By a wild coincidence, with Halloween coming up, the 2006 issue of Oziana is The Haunted Issue, with somewhat more macabre takes on Oz than usual. Case in point, the first story, "The Wailing Witch of Oz" by Daniel Gobble, illustrated by John Mundt, Esq. Dorothy, the Wizard and the Sawhorse head to the tiny town of Bluffburg, in the far northeastern part of the Gillikin Country, just on the edge of the Deadly Desert. They've gotten reports of people falling into the desert, more that seems random. The people of Bluffburg are wary of strangers, however, preferring to deal with issues on their own. But Dorothy and the Wizard slowly manage to win key people over and earn their trust. They learn about Pribyl, a witch who came to town many decades earlier and was accused of kidnapping one of the boys in town for her own nefarious ends. She was driven into the desert, but since then every few years she is heard wailing, and someone then falls off the bluff and into the desert to meet her fate. After some research in the local library, Dorothy and the Wizard find out more about the early years of Bluffburg, not long after Oz was enchanted, and it seems the people of Bluffburg are not quite as innocent as they claim to be. When the latest series of wails causes the Wizard to fall, Dorothy finally climbs down the bluff and finds Pribyl's cave, where her spirit has been trying to reach out to the people of Bluffburg for their help ever since she fell into the desert. Dorothy also finds that the people of Bluffburg and the Wizard have not fallen into the desert, but petrified and embedded into the side of the bluff to preserve them. Now that she finally has someone to talk to, Pribyl shares her story with Dorothy. It seems Pribyl didn't kidnap the boy many years ago, he really did fall into the desert. The townspeople thought she'd lured him there because of the toys they found, but they actually belonged to her own son. Fearing the worst, she put the baby on a doorstep in town just before her fall, and the child was raised by the local librarian. With help from the Sawhorse, several strong ropes, and the muscles of the men of Bluffburg, Dorothy is able to help the petrified people so that Pribyl can disenchant them. Once she knows that her son is well and happy, Pribyl's spirit lets go and moves on.

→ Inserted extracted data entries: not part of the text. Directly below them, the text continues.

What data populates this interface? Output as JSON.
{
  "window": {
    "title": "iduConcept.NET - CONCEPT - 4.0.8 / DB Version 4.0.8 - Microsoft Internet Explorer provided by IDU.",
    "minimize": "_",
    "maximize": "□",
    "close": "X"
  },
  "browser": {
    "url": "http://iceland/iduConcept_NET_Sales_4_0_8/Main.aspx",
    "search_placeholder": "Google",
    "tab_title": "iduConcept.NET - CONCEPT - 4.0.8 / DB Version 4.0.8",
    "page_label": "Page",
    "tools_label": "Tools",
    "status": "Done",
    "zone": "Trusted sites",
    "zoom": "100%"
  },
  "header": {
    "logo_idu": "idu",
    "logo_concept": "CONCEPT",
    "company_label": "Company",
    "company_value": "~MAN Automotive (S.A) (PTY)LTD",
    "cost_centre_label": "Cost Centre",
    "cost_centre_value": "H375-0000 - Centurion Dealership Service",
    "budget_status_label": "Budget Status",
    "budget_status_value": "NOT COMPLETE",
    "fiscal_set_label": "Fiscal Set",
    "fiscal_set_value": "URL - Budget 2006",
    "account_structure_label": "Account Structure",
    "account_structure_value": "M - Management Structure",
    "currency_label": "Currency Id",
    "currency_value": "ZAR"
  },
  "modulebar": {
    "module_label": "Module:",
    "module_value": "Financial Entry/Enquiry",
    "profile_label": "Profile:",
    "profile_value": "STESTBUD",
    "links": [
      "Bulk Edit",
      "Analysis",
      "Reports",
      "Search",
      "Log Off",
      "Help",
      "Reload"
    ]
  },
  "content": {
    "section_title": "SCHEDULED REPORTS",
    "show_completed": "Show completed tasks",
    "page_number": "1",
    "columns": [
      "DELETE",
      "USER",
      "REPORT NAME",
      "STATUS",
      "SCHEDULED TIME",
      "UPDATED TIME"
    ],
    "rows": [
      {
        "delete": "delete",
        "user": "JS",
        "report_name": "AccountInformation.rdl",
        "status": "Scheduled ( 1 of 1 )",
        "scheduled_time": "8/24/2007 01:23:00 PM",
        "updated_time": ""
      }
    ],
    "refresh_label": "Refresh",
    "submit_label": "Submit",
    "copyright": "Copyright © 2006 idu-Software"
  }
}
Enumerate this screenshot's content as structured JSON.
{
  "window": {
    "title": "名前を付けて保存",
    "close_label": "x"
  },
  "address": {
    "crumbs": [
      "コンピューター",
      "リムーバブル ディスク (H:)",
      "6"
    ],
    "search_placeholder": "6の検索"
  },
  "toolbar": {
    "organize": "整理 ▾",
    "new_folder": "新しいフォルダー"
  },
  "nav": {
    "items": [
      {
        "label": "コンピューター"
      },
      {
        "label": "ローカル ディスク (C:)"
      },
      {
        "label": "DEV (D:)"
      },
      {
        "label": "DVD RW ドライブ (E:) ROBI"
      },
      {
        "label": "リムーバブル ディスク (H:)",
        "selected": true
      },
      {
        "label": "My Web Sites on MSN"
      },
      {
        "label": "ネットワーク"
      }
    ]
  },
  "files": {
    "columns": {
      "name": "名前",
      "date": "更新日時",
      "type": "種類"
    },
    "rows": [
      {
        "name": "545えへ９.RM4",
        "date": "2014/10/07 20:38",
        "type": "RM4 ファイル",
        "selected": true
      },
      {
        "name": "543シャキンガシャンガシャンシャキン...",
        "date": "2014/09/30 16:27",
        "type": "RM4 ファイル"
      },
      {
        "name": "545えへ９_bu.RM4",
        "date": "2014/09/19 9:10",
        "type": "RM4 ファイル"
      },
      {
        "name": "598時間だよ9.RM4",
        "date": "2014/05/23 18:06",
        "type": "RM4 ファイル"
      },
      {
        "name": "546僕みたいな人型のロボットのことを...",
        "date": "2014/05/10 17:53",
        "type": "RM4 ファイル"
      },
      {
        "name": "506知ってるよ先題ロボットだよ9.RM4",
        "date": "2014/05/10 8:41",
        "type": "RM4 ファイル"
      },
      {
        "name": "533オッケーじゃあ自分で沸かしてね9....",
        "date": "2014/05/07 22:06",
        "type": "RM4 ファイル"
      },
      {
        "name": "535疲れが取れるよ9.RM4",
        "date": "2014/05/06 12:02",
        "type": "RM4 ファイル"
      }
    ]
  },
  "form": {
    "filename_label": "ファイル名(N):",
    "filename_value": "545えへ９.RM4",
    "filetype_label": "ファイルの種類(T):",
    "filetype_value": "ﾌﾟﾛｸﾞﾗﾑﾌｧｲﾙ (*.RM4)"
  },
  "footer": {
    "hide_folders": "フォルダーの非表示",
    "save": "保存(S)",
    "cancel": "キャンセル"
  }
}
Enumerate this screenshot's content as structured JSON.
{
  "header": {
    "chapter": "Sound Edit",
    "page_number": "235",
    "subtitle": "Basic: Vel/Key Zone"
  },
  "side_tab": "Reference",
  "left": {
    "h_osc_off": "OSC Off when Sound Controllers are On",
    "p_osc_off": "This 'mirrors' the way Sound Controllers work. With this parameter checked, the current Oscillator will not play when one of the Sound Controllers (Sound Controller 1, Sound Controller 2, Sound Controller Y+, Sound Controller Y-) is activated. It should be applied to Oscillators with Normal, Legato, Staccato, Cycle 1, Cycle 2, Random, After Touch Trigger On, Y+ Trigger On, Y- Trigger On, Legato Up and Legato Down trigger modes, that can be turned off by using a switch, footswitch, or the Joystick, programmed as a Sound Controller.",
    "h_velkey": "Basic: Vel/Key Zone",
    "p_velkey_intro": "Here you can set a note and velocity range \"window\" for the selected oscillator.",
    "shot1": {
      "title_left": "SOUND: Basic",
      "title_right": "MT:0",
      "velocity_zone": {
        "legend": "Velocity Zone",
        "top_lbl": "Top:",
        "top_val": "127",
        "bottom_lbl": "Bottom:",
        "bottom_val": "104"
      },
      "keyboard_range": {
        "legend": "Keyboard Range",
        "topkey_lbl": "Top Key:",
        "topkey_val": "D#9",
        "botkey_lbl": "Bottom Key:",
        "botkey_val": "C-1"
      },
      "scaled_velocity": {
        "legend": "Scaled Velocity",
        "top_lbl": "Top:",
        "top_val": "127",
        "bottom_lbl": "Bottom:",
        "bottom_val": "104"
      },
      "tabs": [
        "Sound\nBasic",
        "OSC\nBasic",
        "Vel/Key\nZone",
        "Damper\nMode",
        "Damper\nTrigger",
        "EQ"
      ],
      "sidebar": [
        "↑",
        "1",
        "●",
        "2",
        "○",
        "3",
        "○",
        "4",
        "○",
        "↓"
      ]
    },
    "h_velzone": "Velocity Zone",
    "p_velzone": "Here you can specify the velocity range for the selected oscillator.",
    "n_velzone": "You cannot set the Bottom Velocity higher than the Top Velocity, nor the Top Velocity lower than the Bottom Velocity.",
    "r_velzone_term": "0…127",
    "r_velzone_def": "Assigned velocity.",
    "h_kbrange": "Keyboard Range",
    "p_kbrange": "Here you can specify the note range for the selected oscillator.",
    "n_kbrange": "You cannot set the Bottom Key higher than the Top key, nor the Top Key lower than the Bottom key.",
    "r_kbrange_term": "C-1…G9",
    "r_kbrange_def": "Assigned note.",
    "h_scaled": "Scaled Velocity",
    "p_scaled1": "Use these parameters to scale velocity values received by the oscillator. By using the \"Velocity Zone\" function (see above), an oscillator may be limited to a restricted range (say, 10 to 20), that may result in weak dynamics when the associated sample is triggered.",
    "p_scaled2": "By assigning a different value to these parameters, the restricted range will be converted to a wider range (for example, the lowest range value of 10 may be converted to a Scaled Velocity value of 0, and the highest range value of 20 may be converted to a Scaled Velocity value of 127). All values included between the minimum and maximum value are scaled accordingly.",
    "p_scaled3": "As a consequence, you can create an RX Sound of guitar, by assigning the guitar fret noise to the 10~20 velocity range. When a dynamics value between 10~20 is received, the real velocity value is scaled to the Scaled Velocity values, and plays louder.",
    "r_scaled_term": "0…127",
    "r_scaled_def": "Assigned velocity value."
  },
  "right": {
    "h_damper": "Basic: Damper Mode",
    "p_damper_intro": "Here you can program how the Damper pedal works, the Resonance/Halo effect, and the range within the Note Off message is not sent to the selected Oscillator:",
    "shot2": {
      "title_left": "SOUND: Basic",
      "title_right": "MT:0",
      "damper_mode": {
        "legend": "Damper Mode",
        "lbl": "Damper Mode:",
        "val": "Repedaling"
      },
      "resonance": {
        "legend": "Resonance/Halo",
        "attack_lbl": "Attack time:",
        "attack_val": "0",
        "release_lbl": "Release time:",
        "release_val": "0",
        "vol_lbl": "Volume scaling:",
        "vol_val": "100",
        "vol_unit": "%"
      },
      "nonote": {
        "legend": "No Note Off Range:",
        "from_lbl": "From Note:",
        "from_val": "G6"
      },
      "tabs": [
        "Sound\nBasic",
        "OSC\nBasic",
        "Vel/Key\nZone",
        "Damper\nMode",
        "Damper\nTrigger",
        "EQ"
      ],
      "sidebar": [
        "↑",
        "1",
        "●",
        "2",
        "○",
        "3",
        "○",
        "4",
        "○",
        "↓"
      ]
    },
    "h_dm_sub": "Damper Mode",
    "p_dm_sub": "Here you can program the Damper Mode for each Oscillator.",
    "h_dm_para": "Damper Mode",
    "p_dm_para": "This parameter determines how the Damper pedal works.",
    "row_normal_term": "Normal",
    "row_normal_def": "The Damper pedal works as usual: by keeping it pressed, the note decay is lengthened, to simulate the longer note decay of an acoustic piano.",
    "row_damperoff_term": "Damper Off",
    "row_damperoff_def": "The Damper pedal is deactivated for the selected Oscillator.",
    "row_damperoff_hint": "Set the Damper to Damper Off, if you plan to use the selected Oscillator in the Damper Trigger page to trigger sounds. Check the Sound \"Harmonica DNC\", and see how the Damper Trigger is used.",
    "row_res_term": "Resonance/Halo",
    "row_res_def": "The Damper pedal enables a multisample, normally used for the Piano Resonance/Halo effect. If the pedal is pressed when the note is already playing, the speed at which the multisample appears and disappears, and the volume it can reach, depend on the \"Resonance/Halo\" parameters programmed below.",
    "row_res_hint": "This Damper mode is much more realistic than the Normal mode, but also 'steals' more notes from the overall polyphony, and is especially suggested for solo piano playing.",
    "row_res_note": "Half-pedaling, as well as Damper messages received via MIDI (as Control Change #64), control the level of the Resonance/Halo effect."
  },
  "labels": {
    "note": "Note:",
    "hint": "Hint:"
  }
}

This is a nicely atmospheric story. Bluffburg is painted in only a few deft strokes as an interesting place, isolated from the rest of Oz with people who have had to become self-reliant, so trust of others does not come easy. That lack of trust, however, proves to be their undoing, as they end up killing an innocent woman in a harsher, earlier time, and don't recognize that she does not hold a grudge and is trying to help them. It takes more outsiders, in the form of Dorothy and the Wizard, to help Bluffburg understand their own failings. But all turns out well in the end. One thing I liked about this story is that the Sawhorse does more than just pull the Red Wagon. He doesn't do much, and he doesn't find anything in his investigations, but just the fact that the Wizard asks him to go out and ask people about what's going on gives the Sawhorse a lot more to do than he does in most books he appears in.